The headline recommendations from the high-level expert group that Michel Barnier set up late last year to examine the need for structural reform in EU banking look striking at first sight. They include: mandatory separation of proprietary trading and other high-risk trading activities and possible additional separation of activities conditional on banks’ recovery and resolution plans. The group, chaired by Finnish central bank governor, Erkki Liikanen, looks to be lining itself up as an ideological ally of the Vickers commission, which proposed ring-fencing of retail and investment banking in the UK earlier this year. It also has recommendations on possible amendments to the capital requirements on trading assets and real-estate related loans.

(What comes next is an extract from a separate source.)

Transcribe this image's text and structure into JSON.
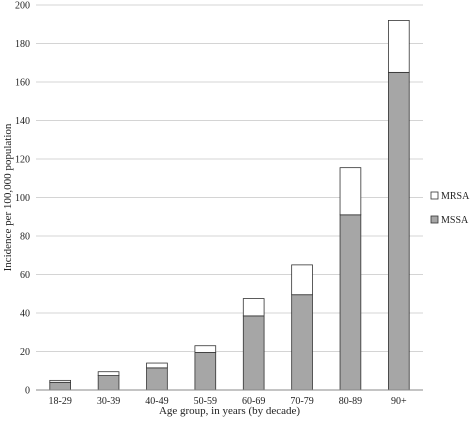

It always struck Euromoney as odd that Barnier should have set up this group to look at the future shape of the banking industry in Europe, after the re-design of key banking regulations according to Basel III had already been signed off by the G20. Wouldn’t it have been more sensible to come up with a core design for the banking system architecture first and then fill in capital, liquidity and bail-in rules afterwards? Barnier seems to have set his cart to trail in long after the horse, having even seen calls for banking union in Europe to be established by the start of 2013, before Liikanen reported.
Co-ordination of reforms
Now his group of high-level experts has released its report, Barnier has no option but to big it up. Barnier says: “This is an important report that will inform our policy on regulating the financial sector. The report underlines the excessive risks taken by banks in the past, and makes important recommendations to make sure that banks work in the interest of their customers". Perhaps aware how much this sounds like a re-statement of the obvious, Barnier insists the report is more than flim-flam: "This report will feed our reflections on the need for further action. I will now consider the next steps, in which the Commission will look at the impact of these recommendations both on growth and on the safety and integrity of financial services. We need to look at these questions also in light of the financial reforms that I have already put on the table of the European Parliament and the Council".

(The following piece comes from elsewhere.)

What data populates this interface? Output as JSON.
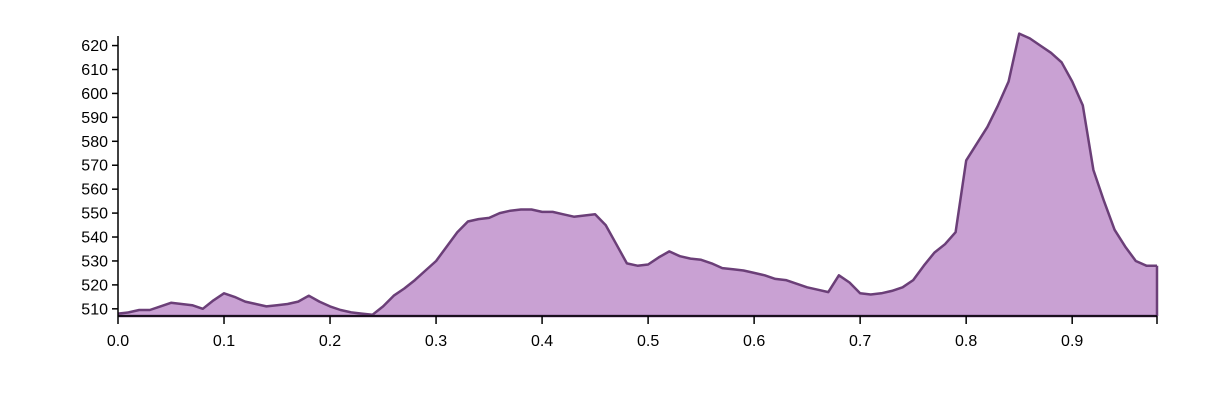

You don’t have to dig too far into the report itself, to find inconsistencies between its rather pedestrian substance and the glaring headline recommendations. While seeming to call for a Glass-Steagall style separation of deposit taking from investment banking, Liikanen rather undercuts this by admitting “In evaluating the European banking sector, the Group has found that no particular business model fared particularly well, or particularly poorly, in the financial crisis”. Rather it blames the crisis on excessive risk-taking often in trading highly complex instruments or in real-estate-related lending, all of which was obvious almost five years ago and for which new capital rules have already been designed to protect the system.
Nonetheless its signature recommendation is that “it is necessary to require legal separation of certain particularly risky financial activities from deposit-taking banks within a banking group”.
Is Europe really going to break up its universal banks at this late stage of the re-regulation process? Apparently, this is not what the high-level group is calling for at all. The last four words of its main recommendation are the key. It simply wants banks to place proprietary and other trading into separate legal entities, presumably making it easier to wind down any failing banks in accordance with existing regulatory requirements to simplify structures and write living wills. The group’s report says: “The long-standing universal banking model in Europe would remain, however, untouched, since the separated activities would be carried out in the same banking group.”
The ring-fencing proposal will attract headlines, but at first read the report looks to be no big deal.